Disney+ without ads will now cost over $14 per month, a 27 percent increase, while Hulu without ads will cost nearly $18 per month, a 3 percent rise, making it more costly than the most popular ad-free tier at Netflix.
While the company’s sales increased by 4%, the net loss was $460 million, compared to a profit of $1.4 billion in the same period a year before. After-hours trading saw Disney stock rise 2.2% to $89.45 from its previous closing of $87.49.
While Disney’s quarterly losses on Disney+ narrowed, the service continued to see a decline in domestic customers in both the United States and Canada. Third consecutive quarterly decreases were seen internationally, with problems in the Indian market being a significant contributor. Third-quarter foreign subscribers were 146.1 million, down 7.4 percent from the previous quarter’s 157.8 million. It lost another 300,000 domestic users in the third quarter, matching its loss of the prior quarter.

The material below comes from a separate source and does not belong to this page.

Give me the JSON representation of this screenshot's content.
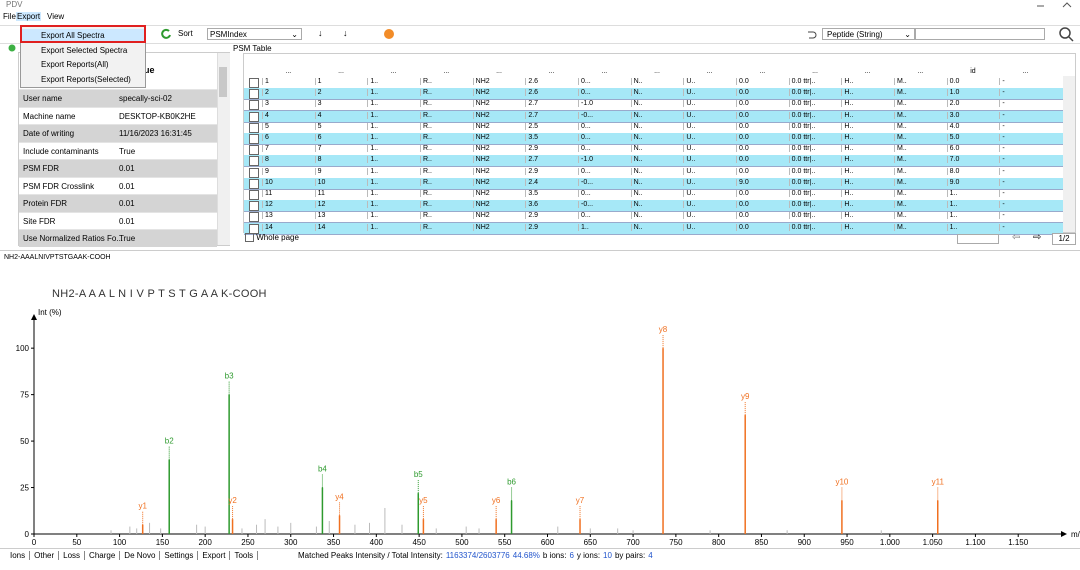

Iger said that the price increases are aimed at encouraging customers to switch to the ad-supported free tiers of the services rather than paying the unchanged subscription fees. The streaming advertising industry is “picking up,” Disney hopes to take advantage of this growth by shifting more customers to its ad-supported plan.
Critics question if Disney’s new pricing and enforcement policies will be enough to restore the company to sustainable growth.
Disney is now in the midst of a planned restructuring that will save the corporation $5.5 billion over the next few years by eliminating around 7,000 employees. Iger has been instrumental in stabilizing Disney’s theme park revenue and turning around the company’s streaming division. He has made it a top priority to reach out to longtime Disney theme park visitors and win back their trust.
Iger has agreed to stay on as CEO of The Walt Disney Co. until the end of 2026, as announced by Disney last month, giving the media conglomerate more time to choose his replacement.